I hope this starts to scare developers out of this non-nonsensical DRM. I am in no way, shape, or form saying that only communities are a bad thing, but I am saying that forcing DRM is. Let a player experience the game offline if they choose, but give us a reason to go online. Instead of saying that it's some form of gameplay mechanic, treat it as a challenge to better innovate on the online structure so we want to go online. As far as I'm concerned, this entire ordeal has nothing to do with engaging a player in the online world, but a half-assed anti-piracy attempt and a way to funnel DLC onto the player.
9.5 out of 10, Polygon.
The game is absolutely fantastic from what I played during the beta. I rather enjoy the aspect of multiple cities rather than one larger one. I don't see why a review score has anything to do with online-capabilities. If Polygon wrote up an article saying that the game isn't worth buying until all of these issues are fixed and that the game works to the point where they experienced it (the press beta), then sure. However, 9.5/10 sounds perfectly fine.

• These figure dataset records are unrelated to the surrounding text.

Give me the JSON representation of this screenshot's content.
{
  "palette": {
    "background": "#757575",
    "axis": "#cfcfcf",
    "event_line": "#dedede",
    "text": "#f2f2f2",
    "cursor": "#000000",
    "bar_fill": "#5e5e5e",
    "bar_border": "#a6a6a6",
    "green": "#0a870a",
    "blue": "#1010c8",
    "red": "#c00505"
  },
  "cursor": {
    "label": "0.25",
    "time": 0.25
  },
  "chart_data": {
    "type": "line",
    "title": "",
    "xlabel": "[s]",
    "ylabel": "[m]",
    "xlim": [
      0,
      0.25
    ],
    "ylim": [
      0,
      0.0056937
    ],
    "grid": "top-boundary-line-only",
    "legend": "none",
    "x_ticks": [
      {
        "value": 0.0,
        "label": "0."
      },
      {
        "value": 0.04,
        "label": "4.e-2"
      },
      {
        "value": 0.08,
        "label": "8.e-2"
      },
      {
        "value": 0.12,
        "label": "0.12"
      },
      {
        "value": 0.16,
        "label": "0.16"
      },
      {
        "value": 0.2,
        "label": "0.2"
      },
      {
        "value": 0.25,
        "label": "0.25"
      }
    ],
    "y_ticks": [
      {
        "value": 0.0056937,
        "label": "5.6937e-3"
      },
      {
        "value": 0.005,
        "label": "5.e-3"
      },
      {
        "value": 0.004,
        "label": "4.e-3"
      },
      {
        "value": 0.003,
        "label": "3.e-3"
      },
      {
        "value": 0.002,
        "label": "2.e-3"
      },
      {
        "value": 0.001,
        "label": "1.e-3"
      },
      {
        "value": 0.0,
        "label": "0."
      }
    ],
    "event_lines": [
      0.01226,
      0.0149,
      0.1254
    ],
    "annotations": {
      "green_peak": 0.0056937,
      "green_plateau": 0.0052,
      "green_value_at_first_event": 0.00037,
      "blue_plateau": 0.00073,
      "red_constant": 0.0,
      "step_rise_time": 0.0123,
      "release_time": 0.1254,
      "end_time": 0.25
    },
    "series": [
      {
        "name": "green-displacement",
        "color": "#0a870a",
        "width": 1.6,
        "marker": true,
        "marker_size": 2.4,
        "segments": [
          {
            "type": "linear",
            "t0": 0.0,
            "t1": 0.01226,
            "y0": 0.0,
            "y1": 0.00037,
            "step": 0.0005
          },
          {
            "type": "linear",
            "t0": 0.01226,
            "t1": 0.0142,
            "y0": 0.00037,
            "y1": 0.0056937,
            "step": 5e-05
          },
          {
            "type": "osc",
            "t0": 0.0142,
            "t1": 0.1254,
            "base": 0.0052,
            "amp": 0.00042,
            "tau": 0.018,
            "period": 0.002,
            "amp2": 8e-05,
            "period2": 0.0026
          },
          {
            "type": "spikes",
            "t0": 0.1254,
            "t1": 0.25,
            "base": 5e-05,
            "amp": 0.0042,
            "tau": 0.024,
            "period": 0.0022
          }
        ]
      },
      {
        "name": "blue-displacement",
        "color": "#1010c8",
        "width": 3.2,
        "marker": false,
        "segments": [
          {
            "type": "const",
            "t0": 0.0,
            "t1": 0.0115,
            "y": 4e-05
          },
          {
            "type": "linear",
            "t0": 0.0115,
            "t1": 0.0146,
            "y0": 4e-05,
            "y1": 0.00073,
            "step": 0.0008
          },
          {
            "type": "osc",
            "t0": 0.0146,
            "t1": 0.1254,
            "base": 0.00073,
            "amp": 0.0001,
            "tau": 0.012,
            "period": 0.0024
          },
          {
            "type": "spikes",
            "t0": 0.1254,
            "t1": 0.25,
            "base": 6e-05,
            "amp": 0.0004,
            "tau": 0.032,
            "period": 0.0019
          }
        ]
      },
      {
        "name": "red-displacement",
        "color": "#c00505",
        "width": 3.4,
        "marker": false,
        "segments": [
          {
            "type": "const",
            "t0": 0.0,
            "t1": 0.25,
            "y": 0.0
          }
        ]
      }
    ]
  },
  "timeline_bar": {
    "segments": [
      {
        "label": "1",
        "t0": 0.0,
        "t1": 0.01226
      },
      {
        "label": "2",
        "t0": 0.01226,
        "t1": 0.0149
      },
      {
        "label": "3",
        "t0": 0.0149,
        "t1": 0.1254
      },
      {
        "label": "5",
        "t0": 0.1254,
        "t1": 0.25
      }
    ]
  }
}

Okay, whatever, leaderboards are shit anyway, who needs them, does that mean I can play now? *Checks* Nope.
Always on DRM isn't doing any of these companies any PR favors. Is it so absolutely unforgivably impossible to have a single player mode in the event this stuff happens?
In order to prevent a couple thousand people from stealing your game, you prevent a couple million from playing it entirely.
I hope EA catches on fire and manages to realize that this stuff isn't helping before they burn away completely.
Where was this freakout when Diablo III launched?
How long have you owned a computer with an internet connection?
I feel like we are at a point that we can safely make the assumption that "online only single player game" = "unplayable for 1 week+ after launch".
Set your expectations accordingly, people.
When all this began on Tuesday I kind of laughed and thought "What did people expect? Of course shit is fucked!" to myself, smugly. Granted, I'm no fan of always-on DRM and think it's bullshit like everyone else, but knowing EA was using it, I was not surprised this happened.
That said, two days later and they still have this issue? That is really bad. I just can't fathom how whatever extra sales come from making the game "impossible to crack" (realistically it will still be cracked eventually, but let's just assume for the sake of argument it IS impossible) justify financially not only the cost of running all these authentication servers, but the ire of all the people who bought the game legit and are now fuming over how terribly the launch has gone, especially after 2 "public betas". Not to mention, being EA, what happens ~5 years from now when they inevitably take down their SimCity servers? Are people just SOL or do they, at that point, just accept that piracy will happen and remove the authentication requirement themselves?
Reposted from origin's forums. Hopefully you can see the image. If not it's here: http://img.gawkerassets.com/img/18gs2vgs50fjijpg/original.jpg
I bought this game knowing and accepting that there would almost certainly be problems, and I was right. However it's not until they disabled Cheetah speed that I became annoyed. Cities are going to take forever now!